Although average wages have been on the rise, inflation-adjusted wages are down 1.2% from December 2019, CNN reported, citing an analysis of Employment Cost Index quarterly data by Harvard economics professor Jason Furman. The index measures wages and salaries, as well as benefits such as health insurance and retirement plans. During the past year alone, inflation-adjusted wages have tumbled 2.4%.
However, jobs in some sectors of the economy have gotten pay increases that beat inflation, which has been running at around 7%. For example, workers in the leisure and hospitality sector — including waiters, cooks and hotel clerks — have seen their inflation-adjusted wages climb 2% since December 2019.
Retail workers such as salespeople, cashiers and customer service representatives have seen inflation-adjusted wages rise 1.2% over the past two years.
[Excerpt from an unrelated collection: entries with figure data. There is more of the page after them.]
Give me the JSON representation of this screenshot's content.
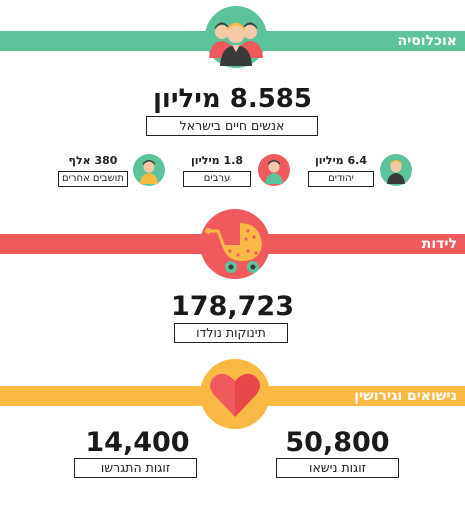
{
  "population": {
    "section_title": "אוכלוסיה",
    "total": "8.585 מיליון",
    "total_caption": "אנשים חיים בישראל",
    "groups": [
      {
        "value": "6.4 מיליון",
        "label": "יהודים"
      },
      {
        "value": "1.8 מיליון",
        "label": "ערבים"
      },
      {
        "value": "380 אלף",
        "label": "תושבים אחרים"
      }
    ]
  },
  "births": {
    "section_title": "לידות",
    "total": "178,723",
    "caption": "תינוקות נולדו"
  },
  "marriage": {
    "section_title": "נישואים וגירושין",
    "married_value": "50,800",
    "married_caption": "זוגות נישאו",
    "divorced_value": "14,400",
    "divorced_caption": "זוגות התגרשו"
  },
  "colors": {
    "green": "#5cc39b",
    "red": "#f05a5d",
    "yellow": "#f9b944"
  }
}
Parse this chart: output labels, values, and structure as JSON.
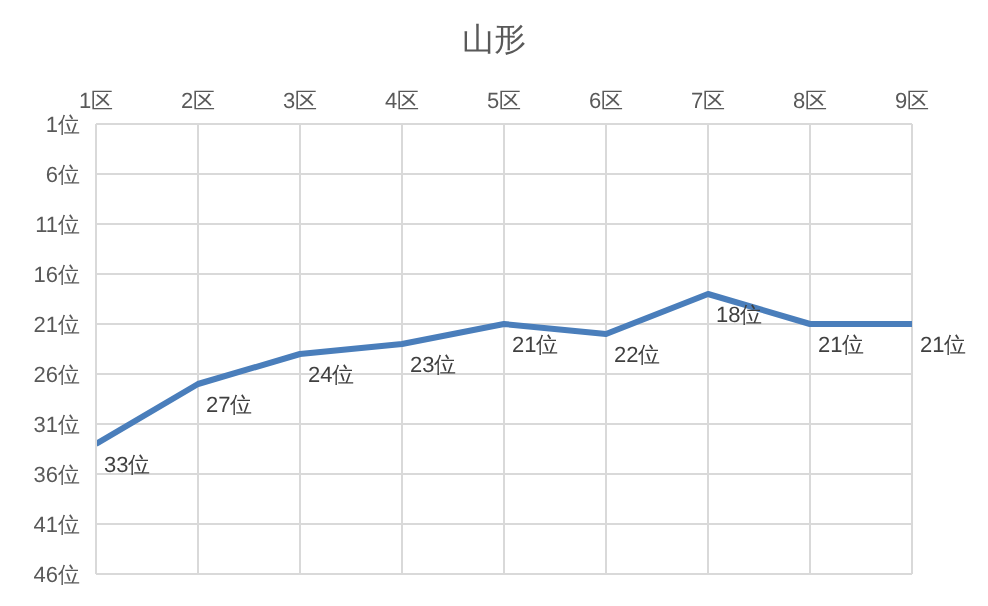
{
  "chart_data": {
    "type": "line",
    "title": "山形",
    "categories": [
      "1区",
      "2区",
      "3区",
      "4区",
      "5区",
      "6区",
      "7区",
      "8区",
      "9区"
    ],
    "series": [
      {
        "color": "#4a7ebb",
        "values": [
          33,
          27,
          24,
          23,
          21,
          22,
          18,
          21,
          21
        ],
        "value_labels": [
          "33位",
          "27位",
          "24位",
          "23位",
          "21位",
          "22位",
          "18位",
          "21位",
          "21位"
        ]
      }
    ],
    "ylim": [
      46,
      1
    ],
    "yticks": [
      {
        "value": 1,
        "label": "1位"
      },
      {
        "value": 6,
        "label": "6位"
      },
      {
        "value": 11,
        "label": "11位"
      },
      {
        "value": 16,
        "label": "16位"
      },
      {
        "value": 21,
        "label": "21位"
      },
      {
        "value": 26,
        "label": "26位"
      },
      {
        "value": 31,
        "label": "31位"
      },
      {
        "value": 36,
        "label": "36位"
      },
      {
        "value": 41,
        "label": "41位"
      },
      {
        "value": 46,
        "label": "46位"
      }
    ],
    "grid": true,
    "marker": "none"
  }
}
Truck drivers and other wholesale trade sector workers have eked out a 0.1% pay gain when adjusted for inflation.
Not surprisingly, workers in the above jobs are all in high demand thanks to a combination a recovering economy and an ongoing labor shortage. The latter problem has particularly affected the hospitality and retail industries, which were forced to temporarily lay off millions of workers due to COVID-19 lockdowns and have struggled ever since to hire workers back.
At the other end of the spectrum, utility workers have seen their inflation-adjusted wages drop 1.5% during the pandemic. Financial services jobs such as bank tellers, loan officers and real estate agents have seen a 1% dip in real wages since the beginning of the pandemic.
Wage hikes differ depending on where you live. As GOBankingRates previously reported, a handful of states raised their minimum wage in 2021, including Arkansas, California, Illinois, Oregon and Virginia.
The good news nationally is that inflation should slow in 2022 while wage gains stay robust, Furman said.
“I expect workers to make gains — real, genuine gains — this year,” he told CNN. “Probably not enough to make up for the losses in 2021, but at least we’ll start chipping away at those losses.”